Support vector regression based modelling approach was used to predict the shear strength of reinforced and prestressed concrete deep beams. To compare its performance, a back-propagation neural network and the three empirical relations was used with reinforced concrete deep beams. For prestressed deep beams, one empirical relation was used. Results suggest an improved performance by the SVR in terms of prediction capabilities in comparison to the empirical relations and back propagation neural network. Parametric studies with SVR suggest the importance of concrete cylinder strength and ratio of shear span to effective depth of beam on strength prediction of deep beams.
Various modelling approaches are being used to predict the behaviour of structures and their components by civil engineers. The traditional modelling approaches are based on empirical relationships derived using experimental data. Number of models has been proposed to predict the compressive strength and shear strength of beams and columns depending on different experimental conditions and assumptions. Several studies suggest the data specific nature of these models. As the design of a structure or a structural component may requires an iterative process in which the assumed model behaviour converges with the experimental behaviour, thus requiring a cost efficient computational technique.
Within last decade, researchers have explored the potential of back-propagation artificial neural networks (ANN) to solve various civil engineering problems. In structural engineering, neural networks have successfully been applied to several areas such as structural analysis and design [1], [2] and [3], structural damage assessment [4], [5] and [6], prediction of compressive strength of concrete mixes [7], [8], [9], [10], [11], [12], [13], [14], [15], [16], [17] and [18], shear strength prediction of reinforced concrete beams [19], [20], [21], [22], [23] and [24] and compressive strength of columns [25], [26], [27] and [28] as well as in non destructive strength assessment [29].

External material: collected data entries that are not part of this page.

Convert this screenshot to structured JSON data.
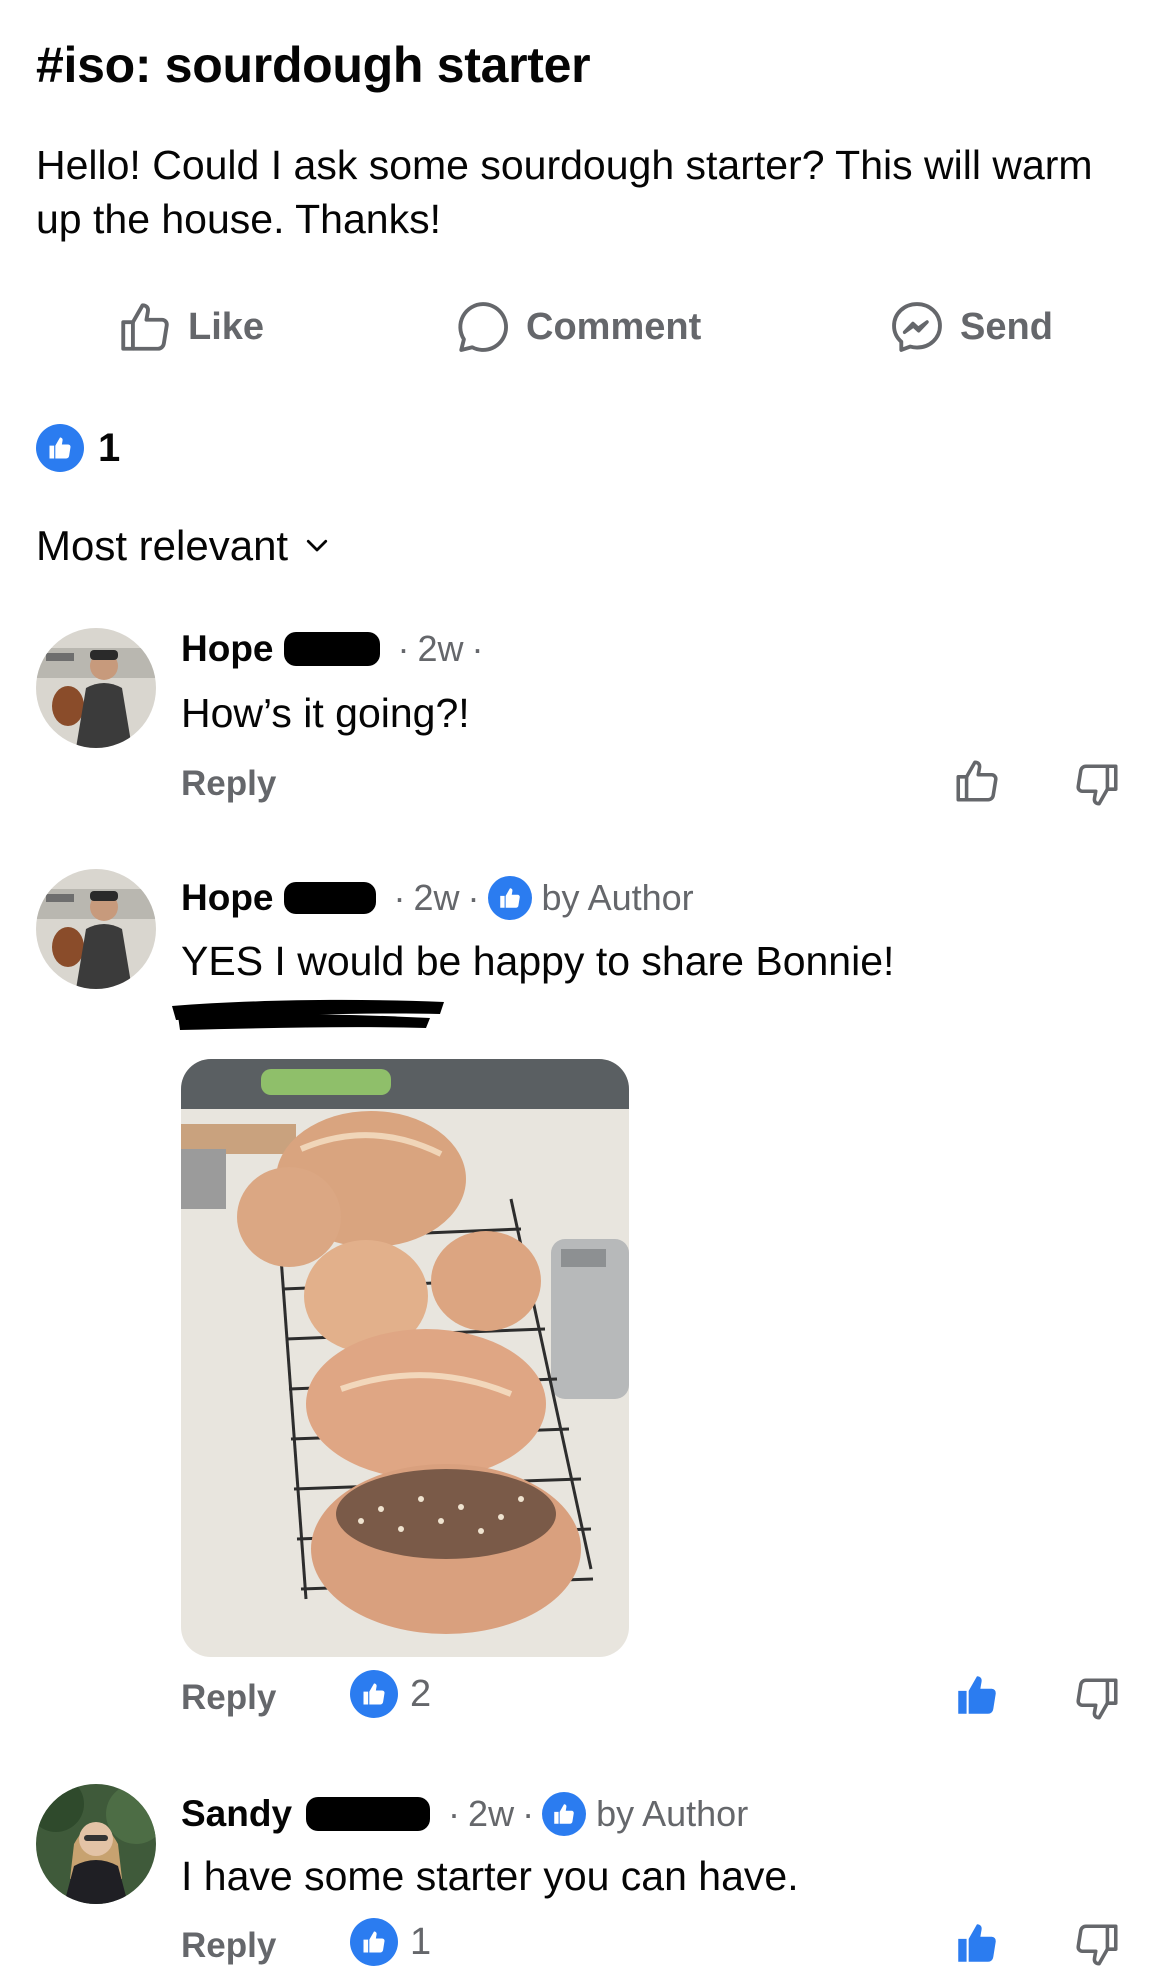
{
  "post": {
    "title": "#iso: sourdough starter",
    "body": "Hello! Could I ask some sourdough starter? This will warm up the house. Thanks!"
  },
  "actions": {
    "like": "Like",
    "comment": "Comment",
    "send": "Send"
  },
  "reactions": {
    "count": "1"
  },
  "sort": {
    "label": "Most relevant"
  },
  "comments": [
    {
      "author": "Hope",
      "time": "2w",
      "badge": "",
      "text": "How’s it going?!",
      "reply": "Reply",
      "like_count": "",
      "liked": false
    },
    {
      "author": "Hope",
      "time": "2w",
      "badge": "by Author",
      "text": "YES I would be happy to share Bonnie!",
      "reply": "Reply",
      "like_count": "2",
      "liked": true
    },
    {
      "author": "Sandy",
      "time": "2w",
      "badge": "by Author",
      "text": "I have some starter you can have.",
      "reply": "Reply",
      "like_count": "1",
      "liked": true
    }
  ],
  "colors": {
    "accent": "#2b7cf0",
    "muted": "#65676b",
    "text": "#050505"
  },
  "icons": [
    "thumbs-up-icon",
    "comment-bubble-icon",
    "messenger-icon",
    "chevron-down-icon",
    "thumbs-down-icon"
  ]
}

Determination of suitable architecture and various user-defined parameters has been a major issue in the design of an ANN [30]. ANN based modelling algorithm requires setting up of different learning parameters (like learning rate, momentum), the optimal number of nodes in the hidden layer and the number of hidden layers. In most of the reported applications, selection of number of hidden layers and the nodes in hidden layer is done by using a rule of thumb or trying several arbitrary architectures to select one that gives the best performance with test dataset. A suitable value of parameters like learning rate and momentum is also required for selected hidden layers and nodes. Design of a back-propagation neural network also involves in using a non-linear optimisation problem that may results in a local minima. During training process a large number of training iterations may force ANN to over train, which may affect the predicting capabilities of the model. Several studies suggested using a validation dataset (i.e. a dataset other than the training dataset) to have an idea about the suitable number of iterations for a specific dataset. This may be a problem for studies where number of dataset is limited, like one of concrete strength prediction. Recent studies [31], [32] and [33] suggest the usefulness of genetic algorithm to find the optimal architecture of ANN.
An alternative modelling technique, called Support Vector Machines [34], has recently been applied to the field of civil engineering and provides improved performance in comparison to empirical relations and back-propagation neural network [35], [36], [37], [38], [39], [40], [41] and [42]. Keeping in view the better performance by the support vector machines, present study examines its potential in predicting the shear strength of reinforced concrete deep beams and prestressed deep beams. The results obtained by the support vector machines were compared with the [43] and [44] codes and strut-and-tie methods. The results were also compared with a back-propagation neural network to highlight the efficiency of the proposed method.
This study suggests that SVR is a powerful computational tool and can effectively be used to analyse the complex relationship between various parameter used in predicting shear strength of deep beams. Comparisons between the SVR and strut-and-tie as well as ACI approaches indicate that SVR results are better. In spite of the fact that determination of C and kernel specific parameters still requires a heuristic process, this paper shows the potential of SVR with a suitable kernel function as an alternative modelling technique for shear strength predication of deep beams in place of back-propagation neural network and other empirical approaches.
The SVR model is also used to perform parametric studies and found to be successful in modelling physical processes. The parametric studies suggest that the shear strength of deep beams increases as the concrete strength increases and the shear span-to-depth-ratio decreases. The shear strength of deep beams is not affected by the variation in horizontal web reinforcement for a/d > 1 while the influence of variation in horizontal web reinforcement on shear strength is more predominant for a/d < 1. The results of the parametric studies using SVR were in agreement with the work carried out by Smith and Vantsiotis [50].